That's what we're going to end up with. If you are using the Async
AppServer, it will be just as you have described, your app will write to
HTTPRespose.out, or something like that, and as long as you have already
told HTTPResponse to send the headers, your data will be sent at the next
opportunity, and the call will not block. If you are using the plain
Threaded AppServer, then the call will block until the data can be sent. If
you are using cgi, it won't blobk and the data will be immediately written
to stdout.
I don't know that we need all of the other Medusa tools. Tell me what you'd
like besides being able to write to a file like object and know that the
data will be sent ASAP and won't wait until your servlet is completely done
and won't block execution.
Jay
-----Original Message-----
From: Terrel Shumway [mailto:tshumway@...]
Sent: Tuesday, January 30, 2001 9:57 AM
To: Love, Jay
Cc: 'webware-discuss@...'
Subject: Re: [Webware-discuss] AppServer Communications
"Love, Jay" wrote:
> Ideally, we want to have the sending stream that servlets write to be a
> buffered object that is written to, and optionally the data can be sent as
> it is written.
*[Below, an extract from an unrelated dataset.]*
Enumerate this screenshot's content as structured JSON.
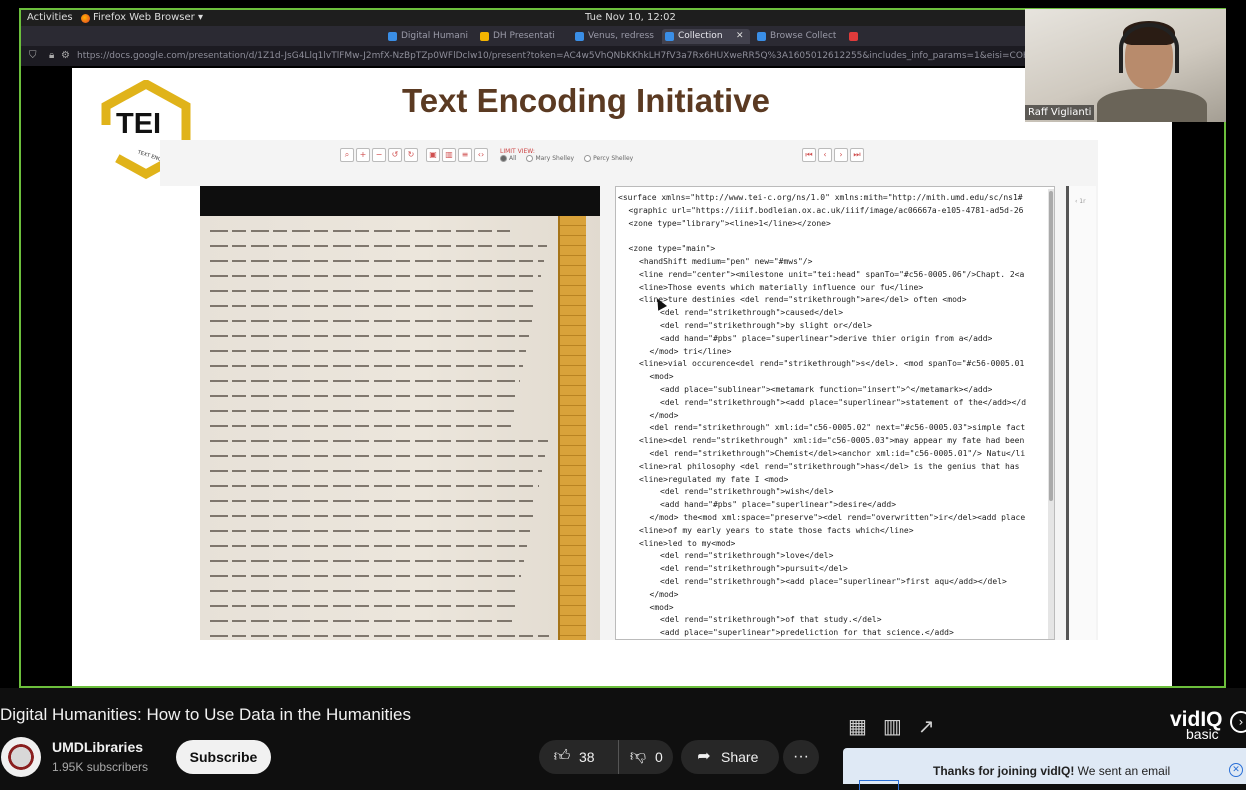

The same technique could be used for receiving input data,
as
> you have asked. This will not be terribly difficult to do, I just haven't
> gotten to it yet.
>
How difficult would it be to expose all of the medusa tools (producers,
continuations, et. al.) and make things asynchronous throughout? I
would like to be able to say: "here is what I want done, I don't care
how or when you do it." I realize that it is a model most people are
not familiar with. Maybe we could create a class such as
AsyncServlet.... servlet.write would map to channel.push.
Hmm... how does one do an asynchronous SQL query?
My ignorance is showing. Sendfile is an obvious application, but
anything that requires computation requires a lot of work to break
it up. I need to play with this some more.